Because of consistent mismanagement of human resources in the community pharmacy sector, owner-managers have left and are leaving the service in droves. (In 1989, 82 per cent of pharmacies were owned by owner-managers. By 1999 this proportion had fallen to just under 50 per cent. Without any Government intervention the proportion of owner-manager pharmacists is likely to decline even further.)

Pharmacists are now more reluctant to own pharmacies and play a full role in community development. Pharmacy is now characterised by a rapid turnover of professional staff and an explosive growth in the use of locums. The result is a degree of instability that is impeding the professional development of services and their integration into wider primary care. There is, therefore, a need for incentives to encourage pharmacists to put down roots in the local community and to re-establish the continuity that used to be a hallmark of the community pharmacy sector.

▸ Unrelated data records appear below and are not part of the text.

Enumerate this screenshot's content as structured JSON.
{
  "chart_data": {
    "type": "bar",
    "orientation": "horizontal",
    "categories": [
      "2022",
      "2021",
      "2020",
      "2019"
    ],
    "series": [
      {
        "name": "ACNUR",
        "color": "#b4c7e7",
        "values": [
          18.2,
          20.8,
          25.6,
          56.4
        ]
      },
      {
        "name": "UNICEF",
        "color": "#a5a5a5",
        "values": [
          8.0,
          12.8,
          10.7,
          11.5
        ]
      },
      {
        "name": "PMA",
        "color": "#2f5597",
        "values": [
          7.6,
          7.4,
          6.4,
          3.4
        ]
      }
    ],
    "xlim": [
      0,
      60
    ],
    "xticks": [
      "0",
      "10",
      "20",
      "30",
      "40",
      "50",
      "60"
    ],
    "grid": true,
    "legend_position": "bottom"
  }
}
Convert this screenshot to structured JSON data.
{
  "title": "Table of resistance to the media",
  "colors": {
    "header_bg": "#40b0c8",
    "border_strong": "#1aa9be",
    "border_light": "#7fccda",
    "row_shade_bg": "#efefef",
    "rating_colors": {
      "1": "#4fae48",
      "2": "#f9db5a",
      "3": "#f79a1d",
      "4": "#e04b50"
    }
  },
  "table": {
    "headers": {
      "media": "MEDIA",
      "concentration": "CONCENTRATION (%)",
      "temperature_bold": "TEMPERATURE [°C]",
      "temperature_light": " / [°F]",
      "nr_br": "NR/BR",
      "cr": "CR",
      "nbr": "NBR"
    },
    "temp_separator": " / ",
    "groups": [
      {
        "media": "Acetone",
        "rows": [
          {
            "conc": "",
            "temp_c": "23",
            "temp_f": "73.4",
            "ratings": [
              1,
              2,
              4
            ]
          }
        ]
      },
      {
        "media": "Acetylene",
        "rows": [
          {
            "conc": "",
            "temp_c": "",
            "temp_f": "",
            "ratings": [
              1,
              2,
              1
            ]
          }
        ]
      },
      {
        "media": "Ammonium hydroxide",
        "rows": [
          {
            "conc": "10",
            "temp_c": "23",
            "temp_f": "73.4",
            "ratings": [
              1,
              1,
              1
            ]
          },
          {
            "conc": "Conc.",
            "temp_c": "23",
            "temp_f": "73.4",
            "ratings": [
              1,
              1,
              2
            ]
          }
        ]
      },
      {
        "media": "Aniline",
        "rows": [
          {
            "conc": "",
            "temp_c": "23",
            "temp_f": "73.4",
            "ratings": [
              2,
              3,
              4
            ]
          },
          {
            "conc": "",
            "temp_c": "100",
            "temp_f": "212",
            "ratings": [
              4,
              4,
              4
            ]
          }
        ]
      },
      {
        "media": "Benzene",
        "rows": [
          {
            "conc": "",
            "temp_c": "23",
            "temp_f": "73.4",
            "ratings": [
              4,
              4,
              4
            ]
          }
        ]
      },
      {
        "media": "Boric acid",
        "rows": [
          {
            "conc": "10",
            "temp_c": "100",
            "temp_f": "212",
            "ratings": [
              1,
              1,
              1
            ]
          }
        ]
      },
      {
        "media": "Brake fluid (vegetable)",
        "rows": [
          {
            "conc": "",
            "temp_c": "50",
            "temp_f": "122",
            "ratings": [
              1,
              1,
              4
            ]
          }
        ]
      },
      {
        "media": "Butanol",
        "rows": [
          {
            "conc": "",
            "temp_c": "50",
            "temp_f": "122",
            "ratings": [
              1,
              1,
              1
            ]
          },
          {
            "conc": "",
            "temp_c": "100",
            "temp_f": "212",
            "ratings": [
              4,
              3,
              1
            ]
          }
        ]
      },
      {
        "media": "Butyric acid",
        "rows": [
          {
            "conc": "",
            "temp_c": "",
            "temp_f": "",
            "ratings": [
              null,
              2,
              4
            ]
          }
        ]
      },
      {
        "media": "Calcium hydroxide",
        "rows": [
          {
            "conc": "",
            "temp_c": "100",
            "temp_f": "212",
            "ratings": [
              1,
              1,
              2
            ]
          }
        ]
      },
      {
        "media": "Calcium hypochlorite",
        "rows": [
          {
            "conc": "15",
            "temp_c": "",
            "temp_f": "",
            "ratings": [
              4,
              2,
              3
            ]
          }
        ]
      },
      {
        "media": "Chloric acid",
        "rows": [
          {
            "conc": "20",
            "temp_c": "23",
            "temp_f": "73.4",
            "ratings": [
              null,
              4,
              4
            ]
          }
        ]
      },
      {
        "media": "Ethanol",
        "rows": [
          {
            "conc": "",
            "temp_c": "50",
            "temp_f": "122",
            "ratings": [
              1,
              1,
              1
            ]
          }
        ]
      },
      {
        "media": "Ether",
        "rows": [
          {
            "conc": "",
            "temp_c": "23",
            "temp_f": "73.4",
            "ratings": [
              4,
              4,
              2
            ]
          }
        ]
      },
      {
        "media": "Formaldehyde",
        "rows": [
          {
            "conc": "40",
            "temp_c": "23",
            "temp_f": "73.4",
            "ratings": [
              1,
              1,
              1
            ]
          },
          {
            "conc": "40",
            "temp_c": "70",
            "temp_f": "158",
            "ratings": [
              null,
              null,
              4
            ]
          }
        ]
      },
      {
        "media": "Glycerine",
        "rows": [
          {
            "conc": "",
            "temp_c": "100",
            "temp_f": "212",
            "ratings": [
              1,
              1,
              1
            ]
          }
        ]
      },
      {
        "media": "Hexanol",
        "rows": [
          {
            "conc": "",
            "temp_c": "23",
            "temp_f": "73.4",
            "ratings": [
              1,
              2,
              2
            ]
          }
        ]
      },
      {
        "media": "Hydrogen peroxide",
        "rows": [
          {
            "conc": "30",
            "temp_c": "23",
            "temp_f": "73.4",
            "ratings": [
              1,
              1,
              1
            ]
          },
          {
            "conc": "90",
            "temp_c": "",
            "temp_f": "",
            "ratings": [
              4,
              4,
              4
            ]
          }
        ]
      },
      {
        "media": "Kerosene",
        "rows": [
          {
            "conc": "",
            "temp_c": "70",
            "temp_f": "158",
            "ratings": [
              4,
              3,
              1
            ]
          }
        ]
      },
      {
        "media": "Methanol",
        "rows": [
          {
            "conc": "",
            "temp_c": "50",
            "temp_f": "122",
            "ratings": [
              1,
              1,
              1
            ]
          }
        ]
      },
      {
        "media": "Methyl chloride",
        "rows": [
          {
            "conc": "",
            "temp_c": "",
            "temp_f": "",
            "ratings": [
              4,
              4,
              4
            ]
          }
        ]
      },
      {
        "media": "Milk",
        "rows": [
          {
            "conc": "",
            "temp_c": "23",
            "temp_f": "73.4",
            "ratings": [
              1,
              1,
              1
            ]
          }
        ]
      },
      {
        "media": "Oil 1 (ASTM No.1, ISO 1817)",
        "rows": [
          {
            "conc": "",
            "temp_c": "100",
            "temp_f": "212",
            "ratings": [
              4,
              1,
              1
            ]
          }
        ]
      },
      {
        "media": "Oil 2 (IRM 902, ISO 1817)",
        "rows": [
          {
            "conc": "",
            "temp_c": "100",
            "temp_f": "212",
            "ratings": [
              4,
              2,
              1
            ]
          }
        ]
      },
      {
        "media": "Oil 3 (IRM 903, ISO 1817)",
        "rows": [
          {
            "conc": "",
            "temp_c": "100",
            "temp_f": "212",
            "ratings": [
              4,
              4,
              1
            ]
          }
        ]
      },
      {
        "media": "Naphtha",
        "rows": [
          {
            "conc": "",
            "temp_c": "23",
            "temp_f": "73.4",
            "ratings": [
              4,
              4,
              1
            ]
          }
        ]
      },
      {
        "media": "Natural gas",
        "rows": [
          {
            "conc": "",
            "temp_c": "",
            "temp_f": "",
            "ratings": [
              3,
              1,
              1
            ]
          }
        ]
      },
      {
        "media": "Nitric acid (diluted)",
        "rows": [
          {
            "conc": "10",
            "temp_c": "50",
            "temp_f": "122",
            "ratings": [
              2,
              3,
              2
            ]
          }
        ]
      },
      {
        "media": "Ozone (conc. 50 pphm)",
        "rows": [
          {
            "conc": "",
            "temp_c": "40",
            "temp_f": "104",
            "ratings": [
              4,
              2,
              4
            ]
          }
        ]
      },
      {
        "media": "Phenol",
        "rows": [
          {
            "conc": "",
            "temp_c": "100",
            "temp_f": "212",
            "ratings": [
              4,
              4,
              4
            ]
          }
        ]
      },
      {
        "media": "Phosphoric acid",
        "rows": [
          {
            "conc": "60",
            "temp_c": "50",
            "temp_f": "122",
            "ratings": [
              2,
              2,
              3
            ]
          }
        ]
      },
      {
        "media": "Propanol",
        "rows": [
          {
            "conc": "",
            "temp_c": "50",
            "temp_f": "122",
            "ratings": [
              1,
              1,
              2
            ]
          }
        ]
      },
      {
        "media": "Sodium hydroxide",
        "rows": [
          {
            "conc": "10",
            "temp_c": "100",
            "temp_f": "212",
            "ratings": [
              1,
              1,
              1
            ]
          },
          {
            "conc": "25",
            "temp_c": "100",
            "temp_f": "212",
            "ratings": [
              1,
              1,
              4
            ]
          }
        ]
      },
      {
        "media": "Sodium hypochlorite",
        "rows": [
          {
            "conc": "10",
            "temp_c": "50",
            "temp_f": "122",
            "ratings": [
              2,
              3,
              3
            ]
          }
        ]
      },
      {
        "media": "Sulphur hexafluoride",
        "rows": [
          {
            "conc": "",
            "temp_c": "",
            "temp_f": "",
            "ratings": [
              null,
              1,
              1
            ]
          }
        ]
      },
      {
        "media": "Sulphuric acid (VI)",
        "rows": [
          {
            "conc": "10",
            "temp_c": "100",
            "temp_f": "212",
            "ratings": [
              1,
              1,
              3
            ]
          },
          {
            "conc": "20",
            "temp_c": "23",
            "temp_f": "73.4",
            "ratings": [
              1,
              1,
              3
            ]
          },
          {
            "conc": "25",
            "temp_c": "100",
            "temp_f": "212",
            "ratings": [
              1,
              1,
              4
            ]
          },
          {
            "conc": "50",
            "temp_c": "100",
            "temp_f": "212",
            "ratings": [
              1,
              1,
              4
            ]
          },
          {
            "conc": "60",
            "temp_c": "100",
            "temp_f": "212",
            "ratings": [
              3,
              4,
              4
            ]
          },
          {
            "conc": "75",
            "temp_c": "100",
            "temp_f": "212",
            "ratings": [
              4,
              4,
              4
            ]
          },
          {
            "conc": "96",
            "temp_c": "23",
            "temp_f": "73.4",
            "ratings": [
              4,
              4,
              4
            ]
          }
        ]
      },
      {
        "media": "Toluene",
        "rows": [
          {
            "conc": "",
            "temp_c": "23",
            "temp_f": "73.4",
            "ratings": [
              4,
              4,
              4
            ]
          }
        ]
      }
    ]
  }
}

These trends will have adverse consequences for patient access and it is likely to be deprived areas where need is highest, such as North East London, that will suffer the most. Community pharmacies are a key part of local economies and their removal is likely to destabilise local high streets (pharmacy visitors support other local shops and vice versa). Therefore, a vibrant community pharmacy sector is necessary not just to ensure high quality and efficient health services but as a component of the local social and economic fabric.

Conclusion

Pharmacists and the NHS must remember that with increased status comes increased responsibility for public accountability, quality and making pharmacies attractive places to work in. All national and local organisations must be involved in the production of a practical framework that can be readily applied to the branding and strategic issues that face community pharmacies as they seek to establish a new identity reflecting their traditional friendliness and informality with the new clinical and technological aspects of a modern and, we hope, an accessible pharmacy network.